Inflation fears may be sparking nearly daily swings in the market, but Bessemer Trust's Rebecca Patterson doesn't see it as a reason to get bearish on stocks.
Patterson, the firm's chief investment officer, doesn't see the jitters rattling Wall Street.
"You can have rising yields and rising equity values," the CNBC contributor said Wednesday on CNBC's "Trading Nation."
Besides fundamentals supporting growth, Patterson believes this month's correction flushed out much of the investor euphoria in the market. She considers herself "constructive" on stocks.
"A drawdown of 10 percent or 11 percent in equities — that's typical for a given year even when equities end up," she said. "We now have, I believe, three [Fed interest rate] hikes discounted in market valuations for the rest of this year. And the equity market, so far, doesn't seem to mind."

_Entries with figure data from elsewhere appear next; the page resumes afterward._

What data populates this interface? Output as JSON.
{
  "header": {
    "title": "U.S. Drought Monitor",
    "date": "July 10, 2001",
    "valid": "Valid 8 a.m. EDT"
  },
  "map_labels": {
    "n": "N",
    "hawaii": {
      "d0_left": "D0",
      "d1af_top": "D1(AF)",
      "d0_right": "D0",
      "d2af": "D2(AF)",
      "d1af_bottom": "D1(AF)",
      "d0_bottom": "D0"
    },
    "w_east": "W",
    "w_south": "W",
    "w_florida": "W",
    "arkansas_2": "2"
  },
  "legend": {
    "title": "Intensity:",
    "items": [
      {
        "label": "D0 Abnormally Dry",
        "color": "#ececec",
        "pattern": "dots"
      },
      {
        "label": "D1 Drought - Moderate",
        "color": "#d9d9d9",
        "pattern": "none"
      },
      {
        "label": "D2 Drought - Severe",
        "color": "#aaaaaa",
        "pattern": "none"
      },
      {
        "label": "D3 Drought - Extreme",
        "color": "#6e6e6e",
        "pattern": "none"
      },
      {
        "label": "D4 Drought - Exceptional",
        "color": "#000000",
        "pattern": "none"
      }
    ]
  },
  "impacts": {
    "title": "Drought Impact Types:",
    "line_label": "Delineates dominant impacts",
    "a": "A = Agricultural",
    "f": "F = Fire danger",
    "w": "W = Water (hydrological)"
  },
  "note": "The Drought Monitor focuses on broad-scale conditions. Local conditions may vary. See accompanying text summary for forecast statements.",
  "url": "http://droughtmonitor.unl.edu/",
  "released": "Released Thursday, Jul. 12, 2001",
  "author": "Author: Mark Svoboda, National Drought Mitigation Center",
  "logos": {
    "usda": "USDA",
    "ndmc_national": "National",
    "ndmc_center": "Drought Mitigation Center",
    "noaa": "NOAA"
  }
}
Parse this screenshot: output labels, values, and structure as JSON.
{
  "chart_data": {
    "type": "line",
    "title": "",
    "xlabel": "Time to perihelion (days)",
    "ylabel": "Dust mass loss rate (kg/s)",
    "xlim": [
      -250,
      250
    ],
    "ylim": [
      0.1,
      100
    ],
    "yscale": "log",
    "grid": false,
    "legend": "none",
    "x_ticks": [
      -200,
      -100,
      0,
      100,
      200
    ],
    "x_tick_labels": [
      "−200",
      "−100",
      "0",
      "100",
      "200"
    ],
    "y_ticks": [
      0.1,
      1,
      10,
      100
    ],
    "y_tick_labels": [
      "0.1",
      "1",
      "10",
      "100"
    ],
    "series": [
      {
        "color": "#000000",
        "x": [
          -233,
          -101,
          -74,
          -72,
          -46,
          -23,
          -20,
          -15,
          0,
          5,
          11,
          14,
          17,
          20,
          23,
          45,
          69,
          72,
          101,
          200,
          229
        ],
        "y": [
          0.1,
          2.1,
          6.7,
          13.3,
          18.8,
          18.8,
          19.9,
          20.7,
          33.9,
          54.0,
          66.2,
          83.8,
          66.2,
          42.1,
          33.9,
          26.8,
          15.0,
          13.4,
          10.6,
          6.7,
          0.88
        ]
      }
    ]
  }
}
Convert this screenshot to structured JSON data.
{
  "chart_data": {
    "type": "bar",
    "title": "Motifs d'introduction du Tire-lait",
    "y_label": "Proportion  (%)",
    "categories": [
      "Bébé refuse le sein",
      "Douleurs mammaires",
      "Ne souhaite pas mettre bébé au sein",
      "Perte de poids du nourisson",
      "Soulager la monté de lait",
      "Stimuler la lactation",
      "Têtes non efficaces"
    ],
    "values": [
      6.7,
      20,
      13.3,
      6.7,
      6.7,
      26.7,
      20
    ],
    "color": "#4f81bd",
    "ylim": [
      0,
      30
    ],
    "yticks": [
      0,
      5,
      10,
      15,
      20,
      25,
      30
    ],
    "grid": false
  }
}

Her caveats: Rises in Treasury-bond yields must be gradual, and the economy must be strong enough to sustain them.
"The worry would be if we had more signs of economic weakness at the same time we have inflation. That's a scary stagflationary environment," Patterson said. "Higher yields then go with lower equities. I don't think we're getting that."
Fears about inflation heightened after recent government data showed a strong gain in consumer prices and the biggest jump in wages since the Great Recession. The consumer price index report on Wednesday sent 10-Year Treasury yields within a hair of 3 percent.
Patterson acknowledges conditions are ripe for volatility to continue its comeback after 2017's unusual calmness. On Wednesday, the Dow, S&P 500 and Nasdaq gained more than 1 percent after spending part of the morning in the red — a fluctuation that was rare to see last year.
"I think the Fed is relieved to see at least a little volatility in equities," said Patterson. "The very low volatility environment, [and] the straight line up for stocks frankly made them uneasy. So, today feels more like a normal environment."